Tastes great! UF scientists find bacteria that improve foul-tasting water
November 23, 2004
GAINESVILLE, Fla. — For thirsty consumers tired of choking down water with an earthy or musty flavor, the solution may lie within the water itself, a team of University of Florida researchers has found. The team has identified a type of bacterium that can quickly and inexpensively remove a foul-tasting, foul-smelling compound. Their findings appear in the current issue of the journal Water Research.
The culprit is an organic compound, 2-methylisoborneol, or MIB, released by blue-green algae that bloom in water reservoirs during the summer. Though harmless to humans, MIB gives the water a funky quality and has proved to be a headache for water treatment facilities worldwide.

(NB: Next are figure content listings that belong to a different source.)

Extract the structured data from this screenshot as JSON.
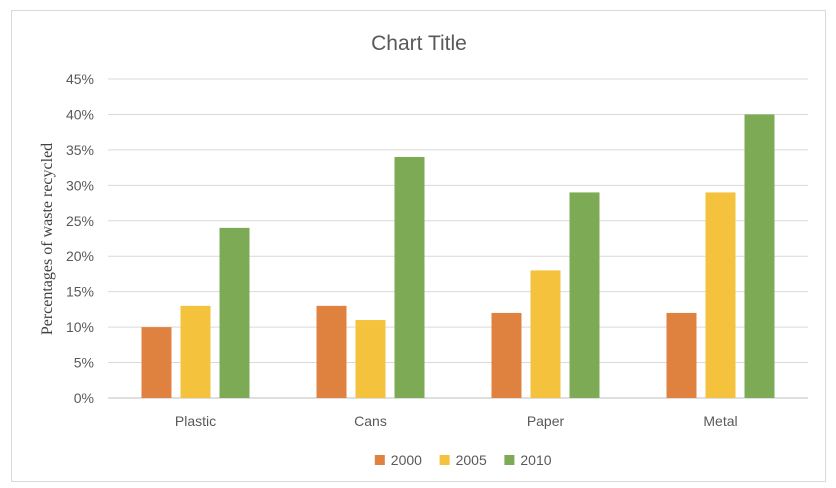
{
  "chart_data": {
    "type": "bar",
    "title": "Chart Title",
    "xlabel": "",
    "ylabel": "Percentages of waste recycled",
    "categories": [
      "Plastic",
      "Cans",
      "Paper",
      "Metal"
    ],
    "series": [
      {
        "name": "2000",
        "values": [
          10,
          13,
          12,
          12
        ],
        "color": "#E0823F"
      },
      {
        "name": "2005",
        "values": [
          13,
          11,
          18,
          29
        ],
        "color": "#F5C23E"
      },
      {
        "name": "2010",
        "values": [
          24,
          34,
          29,
          40
        ],
        "color": "#7DAA55"
      }
    ],
    "ylim": [
      0,
      45
    ],
    "ytick_step": 5,
    "ytick_labels": [
      "0%",
      "5%",
      "10%",
      "15%",
      "20%",
      "25%",
      "30%",
      "35%",
      "40%",
      "45%"
    ],
    "grid": true,
    "legend_position": "bottom"
  }
}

“It’s not a North American problem, or a southern versus northern problem,” said Angela Lindner, a UF professor of environmental engineering and a principal author on the paper. “There have been outbreaks of this particular alga which spits out this chemical in Australia and in Japan. It can be a problem if you get your drinking water from a surface-water reservoir, usually a big lake, as opposed to groundwater aquifers, which are our general source of water.”
The researchers’ isolated strain belongs to the genus Bacillus, a group of bacteria found nearly everywhere in nature — and in this case, in the very same lake water as the MIB. The bacterium removes MIB-related odors simply by modifying the compound and lopping off the parts of its structure that produce unpleasant smells. “It’s just changing its structure, and the structure affects the properties,” she said.
The mystery species is genetically similar to several known species, but further testing will be necessary to identify it completely, Lindner said. The key, however, is not in finding one magical bacterium to do the job, but in locating a useful local species within any contaminated water supply, she said. This research can therefore serve as a template for other scientists working on the MIB problem.
An Australian scientist who has seen the UF study is now working on isolating local microbes for a similar study. “It wouldn’t be helpful to send him our strain because the conditions of their water may not be conducive for this microorganism to thrive,” Lindner said. “The idea was that if we want them to be able to develop these systems at any facility, it should come from the water source that they’re working with.”
Many water treatment plants use activated carbon to remove MIB and other compounds, a method that is effective but can be cost prohibitive, Lindner said. Other methods, such as chlorination and sedimentation, can eliminate other bad-tasting compounds but don’t remove MIB, she said.
The problem has been particularly severe in Florida’s Manatee County, a beach community that gets a portion of its water from shallow Lake Manatee. Searching for alternative methods for water treatment, Manatee County proposed a cooperative research effort with UF scientists. The primary focus of the cooperation was on tailoring activated carbon to specifically remove the intractable MIB, with the bacterial study a small part of the larger project.
However, it may now be possible to combine bacterial and activated carbon methods to produce a more inexpensive method for treatment, said Bruce MacLeod, water quality supervisor at Manatee County Utilities. “We have figured out how to do it with carbon, but it costs upwards of $16,000 a day,” he said. “We’re interested in investigating any way that this might be useful. It would be great for us and for the whole water industry.”
“There’s definitely a stigma on using biological populations in water-treatment plants. You’re adding something you traditionally want to remove,” said Chance Lauderdale, the study’s research assistant and a former UF graduate student in environmental engineering. “It’s kind of unknown, and it’s something that people are slowly getting used to. And activated carbon methods are useful, but microbiology could potentially be more cost effective because it’s renewable. It’s not something you’ll have to replace periodically.”
Using bacteria to eliminate MIB-related odors is a tricky proposition, and the first step was to determine whether it was even possible. The “odor threshold” for MIB — where it’s been removed to the point where there is no more smell or taste — is extremely low, Lindner said.
“It’s hard to get anything out of the water to that concentration using biological methods. Other biological studies have shown they can remove it but not below to where you can’t smell it anymore,” she said.
To assess that, the MIB-depleting bacterium was taken directly from Lake Manatee. Over the course of a year, Lauderdale isolated and nurtured a pure bacterial culture from the lake that, when placed in vials with untreated lake water, cleaned up the smelly compound and left no scent behind. Using average MIB levels in the lake as a starting point, the entire cleanup took about five days.
Although the results of the study are very promising, it’s only the first step, according to Lindner and Lauderdale. For one thing, they’ve isolated the bacterium but haven’t yet identified the species – or what chemical processes the bacteria go through when consuming MIB.
“In terms of actual (chemical) products, that will be our next step,” Lindner said. “We don’t know what our microbe is capable of doing. It’s obviously removing it very well, but whether it goes through the same pathway we’ve seen in other studies or not, we don’t know.”
Another step will be a small-scale pilot study to look at how the bacteria behave under more natural conditions, Lauderdale said.